RESULTS: We identified 49 randomized placebo-controlled studies comprising 14,590 participants. Synthesis of the evidence indicated that patients treated with biologics had a moderate increase in risk of any infection (odds ratio [OR], 1.19; 95% confidence interval [CI], 1.10-1.29) and a significant increase in risk of opportunistic infections (OR, 1.90; 95% CI, 1.21-3.01). Risk of serious infections was not increased in patients treated with biologics (OR, 0.89; 95% CI, 0.71-1.12). On the contrary, biologics appeared to significantly reduce risk of serious infections in studies with low risk of bias (OR, 0.56; 95% CI, 0.35-0.90). We did not find an increased risk of malignancy with use of biologic agents (OR, 0.90; 95% CI, 0.54-1.50), but data were insufficient in terms of exposure and follow-up times. None of the indirect comparisons, either among the individual agents or between the anti-tumor necrosis factor and anti-integrin classes, reached significance for any of the outcomes analyzed.
CONCLUSIONS: Based on a systematic review and meta-analysis, biologic agents increase the risk of opportunistic infections in patients with IBD, but not the risk of serious infections. It is necessary to continue to monitor the comparative and long-term safety profiles of these drugs.

Int J Cancer. 2016 May 11.
Inflammatory bowel disease, cancer and medication: cancer risk in the Dutch population based IBDSL cohort.
van den Heuvel TR, Wintjens DS, Jeuring SF, et al.

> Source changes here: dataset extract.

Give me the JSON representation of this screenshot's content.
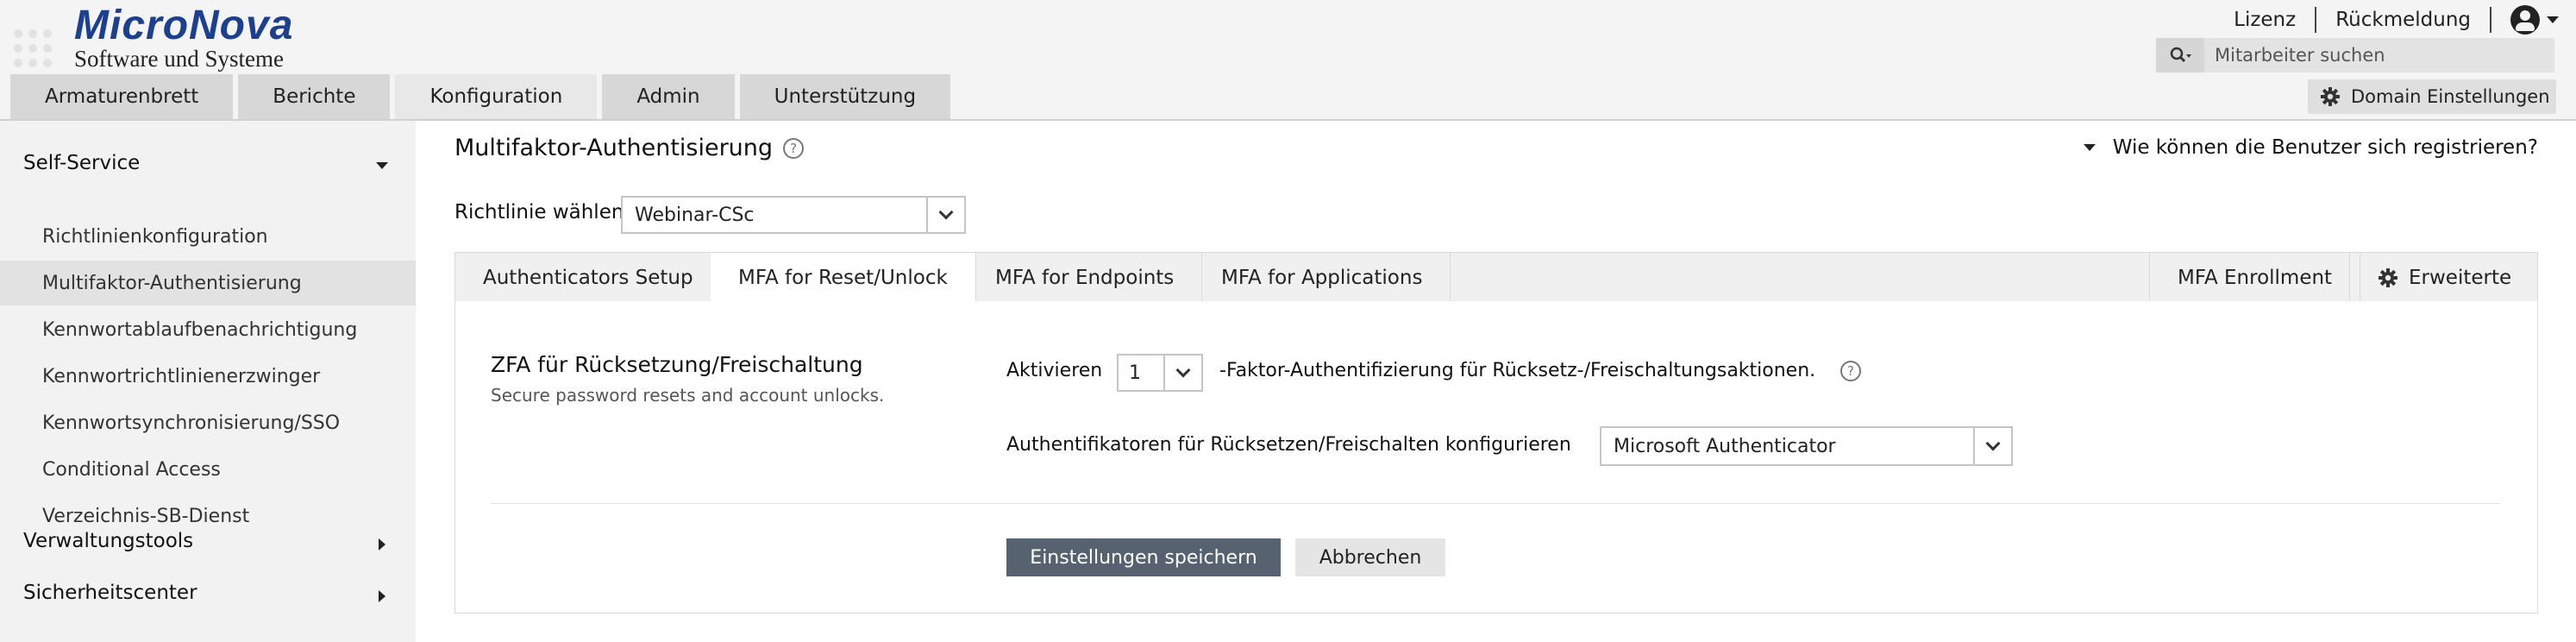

The management of inflammatory bowel disease (IBD) has changed since the mid-1990s (e.g. use of thiopurines/anti-TNFα agents, improved surveillance programs), possibly affecting cancer risk. To establish current cancer risk in IBD, updates are warranted from cohorts covering this time span, and detailed enough to study associations with phenotype and medication. We studied intestinal-, extra-intestinal- and overall cancer risk in the Dutch population based IBDSL cohort. In total, 1157 Crohn's Disease (CD) and 1644 ulcerative colitis (UC) patients were diagnosed between 1991 and 2011, and followed until 2013. Standardized incidence ratios (SIR) were calculated for CD and UC separately, as well as for gender-, phenotype-, disease duration-, diagnosis era-, and medication groups. We found an increased risk for colorectal cancer in CD patients with colon involvement (SIR 2.97; 95%CI 1.08-6.46), but not in the total CD or UC population. In addition, CD patients were at increased risk for hematologic- (2.41; 1.04-4.76), overall skin- (1.55; 1.06-2.19), skin squamous cell- (SCC; 3.83; 1.83-7.04), and overall cancer (1.28; 1.01-1.60), whereas UC patients had no increased risk for extra-intestinal- and overall cancer. Finally, in a medication analysis on CD and UC together, long term immunosuppression exposure (>12 months) was associated with an increased risk for hematologic cancer, non-Hodgkin lymphoma, SCC and overall cancer, and this increase was mainly attributed to thiopurines. IBD patients with long term immunosuppression exposure can be considered as having a higher cancer risk, and our data support the advice in recent IBD guidelines to consider skin cancer screening in these patients.